Despite his injuries, King became a club legend over 13 years at White Hart Lane. This was his breakout year, and he often featured as a midfielder.
Could Harry Winks become the club’s best ever centre-back? No, probably not.
German defensive midfielder Freund won two league titles and the Champions League with Dortmund. With Spurs, he won the Worthington Cup.
But he could yet add to his medal collection under Jose Mourinho, because he now works for Tottenham as an ‘international technical coordinator’.
They get medals, don’t they?
The only Tottenham manager of the Premier League era with a better win record than Pochettino, Sherwood was a tough-tackling, curtain-haired central midfielder in his day.
He would have enjoyed playing under Jose, who actually impersonated Sherwood in his first Spurs press conference… by wearing a gilet.
With Sergei Rebrov and Les Ferdinand struggling with injuries in January 2001, Spurs signed Sheffield Wednesday striker Booth.
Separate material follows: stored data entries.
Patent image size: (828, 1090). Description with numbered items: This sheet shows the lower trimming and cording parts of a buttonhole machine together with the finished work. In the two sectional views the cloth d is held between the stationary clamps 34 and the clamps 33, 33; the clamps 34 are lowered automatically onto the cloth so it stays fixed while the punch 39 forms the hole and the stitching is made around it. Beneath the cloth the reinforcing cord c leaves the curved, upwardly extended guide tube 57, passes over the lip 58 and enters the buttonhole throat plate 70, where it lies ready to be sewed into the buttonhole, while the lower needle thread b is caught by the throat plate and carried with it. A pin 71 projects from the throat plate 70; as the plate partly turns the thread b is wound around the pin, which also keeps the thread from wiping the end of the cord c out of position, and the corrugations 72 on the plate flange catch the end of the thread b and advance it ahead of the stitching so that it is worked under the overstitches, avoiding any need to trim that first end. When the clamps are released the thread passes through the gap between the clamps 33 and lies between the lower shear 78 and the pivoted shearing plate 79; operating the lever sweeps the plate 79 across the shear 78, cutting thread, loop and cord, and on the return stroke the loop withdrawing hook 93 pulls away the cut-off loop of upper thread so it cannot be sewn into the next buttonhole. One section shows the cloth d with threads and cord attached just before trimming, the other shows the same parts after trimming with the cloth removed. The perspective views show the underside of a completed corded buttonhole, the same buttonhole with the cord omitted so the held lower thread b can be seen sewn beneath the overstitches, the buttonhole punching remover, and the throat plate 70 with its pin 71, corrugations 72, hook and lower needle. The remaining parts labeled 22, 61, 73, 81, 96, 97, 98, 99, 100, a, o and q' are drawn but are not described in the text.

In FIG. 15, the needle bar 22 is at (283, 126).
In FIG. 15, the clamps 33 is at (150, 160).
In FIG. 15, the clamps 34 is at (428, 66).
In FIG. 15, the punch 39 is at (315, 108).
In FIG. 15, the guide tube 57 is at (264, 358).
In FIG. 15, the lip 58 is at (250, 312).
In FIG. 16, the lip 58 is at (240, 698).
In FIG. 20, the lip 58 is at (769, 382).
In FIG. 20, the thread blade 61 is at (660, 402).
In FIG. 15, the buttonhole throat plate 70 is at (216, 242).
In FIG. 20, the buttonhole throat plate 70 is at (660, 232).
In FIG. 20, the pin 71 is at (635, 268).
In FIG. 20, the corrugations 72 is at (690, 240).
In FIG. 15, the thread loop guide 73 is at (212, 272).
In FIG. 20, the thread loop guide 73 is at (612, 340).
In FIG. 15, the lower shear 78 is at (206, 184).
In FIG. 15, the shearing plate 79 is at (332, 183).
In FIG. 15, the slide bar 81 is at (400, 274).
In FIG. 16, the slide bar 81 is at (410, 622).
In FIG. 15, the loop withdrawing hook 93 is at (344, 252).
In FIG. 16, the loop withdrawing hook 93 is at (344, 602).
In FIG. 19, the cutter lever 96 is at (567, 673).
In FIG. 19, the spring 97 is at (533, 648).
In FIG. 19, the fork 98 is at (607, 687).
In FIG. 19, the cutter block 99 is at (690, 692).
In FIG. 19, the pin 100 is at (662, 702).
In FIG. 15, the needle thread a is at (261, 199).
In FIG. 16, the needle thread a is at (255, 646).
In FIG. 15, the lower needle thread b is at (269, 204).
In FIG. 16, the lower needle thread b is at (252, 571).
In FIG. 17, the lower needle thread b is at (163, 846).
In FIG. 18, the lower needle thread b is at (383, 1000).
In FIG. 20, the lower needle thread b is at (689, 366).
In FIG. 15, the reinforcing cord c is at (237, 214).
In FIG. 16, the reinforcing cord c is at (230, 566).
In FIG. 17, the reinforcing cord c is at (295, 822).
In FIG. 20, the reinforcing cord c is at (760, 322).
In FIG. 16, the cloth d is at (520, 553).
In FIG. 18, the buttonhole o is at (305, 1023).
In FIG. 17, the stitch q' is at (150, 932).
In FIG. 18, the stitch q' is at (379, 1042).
For a month.
“We can only loan from the Nationwide League or Scotland and usually it’s a player who is either surplus to requirements, or [available due to] financial considerations or contract situations,” said an enthusiastic David Pleat, Spurs’ director of football at the time.
“After one or two enquiries we decided to go for Andy Booth.”
This was the last of Booth’s four appearances, during which he scored no goals — though he did come close with a header from a Ledley King flick-on.
Just imagine if Levy brought in Jordan Rhodes to cover Harry Kane.
Ferdinand was a rather more successful Spurs striker than Andy Booth.
He had an average scoring record but linked up well with Jürgen Klinsmann in the mid-90s and had the honour of scoring the Premier League’s 10,000th goal later in 2001.